Retail sales take a hit
Retail sales fell unexpectedly in December last year, as consumer spending took a hit from the eurozone’s debt crisis, official data showed yesterday. Retail sales declined by 1.7 percent in December compared with November, in price, seasonally and calendar-adjusted terms, according to provisional figures published by the federal statistics office Destatis. Analysts surveyed by Dow Jones Newswires had expected a modest increase of 0.2 percent following a rise of 0.6 percent in November last year. On a 12-month basis, retail sales were down even more sharply by 4.7 percent in December. However, that was because there were two fewer shopping days in December last year than in 2011, the statisticians said. Taking last year as a whole, retail sales slipped by 0.3 percent, Destatis calculated. Monthly retail sales data are volatile and subject to frequent revision, but analysts said the data were nevertheless disappointing.
Lenovo’s Q3 profit jumps
Lenovo Group Ltd, the world’s second-biggest maker of personal computers, reported a 34 percent jump in third-quarter profit after increasing its market share and boosting smartphone sales. Net income climbed to US$204.9 million in the three months that ended on Dec. 31 last year, from US$153.5 million a year earlier, the company said in a statement on Wednesday. Excluding a US$20 million one-time gain, the figure was in line with analysts’ estimates.

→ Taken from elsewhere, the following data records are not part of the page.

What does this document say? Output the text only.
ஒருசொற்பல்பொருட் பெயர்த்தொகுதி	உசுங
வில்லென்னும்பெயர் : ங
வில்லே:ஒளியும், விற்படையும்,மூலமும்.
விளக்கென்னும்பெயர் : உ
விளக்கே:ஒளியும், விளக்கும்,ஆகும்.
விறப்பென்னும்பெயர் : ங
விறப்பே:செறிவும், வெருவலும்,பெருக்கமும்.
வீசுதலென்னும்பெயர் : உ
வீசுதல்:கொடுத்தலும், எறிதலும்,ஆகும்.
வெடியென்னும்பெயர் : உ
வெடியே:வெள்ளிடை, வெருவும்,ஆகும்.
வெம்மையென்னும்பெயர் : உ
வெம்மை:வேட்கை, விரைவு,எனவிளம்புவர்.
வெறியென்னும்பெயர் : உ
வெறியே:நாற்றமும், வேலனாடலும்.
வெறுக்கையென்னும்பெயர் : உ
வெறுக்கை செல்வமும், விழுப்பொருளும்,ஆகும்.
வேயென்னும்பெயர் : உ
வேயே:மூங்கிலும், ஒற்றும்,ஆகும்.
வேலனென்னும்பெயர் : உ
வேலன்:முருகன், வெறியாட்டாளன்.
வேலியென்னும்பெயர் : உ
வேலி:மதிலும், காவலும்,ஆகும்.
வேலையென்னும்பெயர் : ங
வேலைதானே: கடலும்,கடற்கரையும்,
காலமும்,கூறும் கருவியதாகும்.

Sales climbed 12 percent to US$9.36 billion. Lenovo’s PC shipments rose 8 percent in the period, the only increase among the world’s four biggest suppliers, as it boosted North American consumer sales amid slowing global demand. The company has also developed mobile devices including smartphones and tablets that have helped it lure customers from Apple Inc and Samsung Electronics Co in China.
Industrial output rises
Industrial production picked up pace in December last year from a month before, in a sign the world’s third-largest economy may be stabilizing thanks to stronger global demand and government spending. Increased output of large passenger cars and vehicle components and machinery for making semiconductors were the main factors helping to drive the improvement in manufacturing, the Ministry of Economy, Trade and Industry said yesterday. It said industrial output rose a seasonally adjusted 2.5 percent from November last year.
Honda cuts profit forecast
Honda Motor Co, Japan’s third-largest carmaker, cut its full-year profit forecast as lower sales in China and Europe overshadowed the benefits from the weaker yen. Net income will likely be ￥370 billion (US$4.1 billion) in the 12 months ending March 31, compared with its previous estimate of ￥375 billion, the company said in a statement yesterday. Honda maintained its projections for operating profit and revenue, while cutting its forecast for global deliveries to 4.06 million from 4.12 million units. While Honda recovered from disruptions stemming from natural disasters in 2011, the company reported lower sales in China as a territorial dispute over a group of islands in the East China Sea fueled a consumer backlash in the world’s biggest auto market. A weaker yen may help drive gains in other markets for Honda, the first major Japanese automaker to report earnings.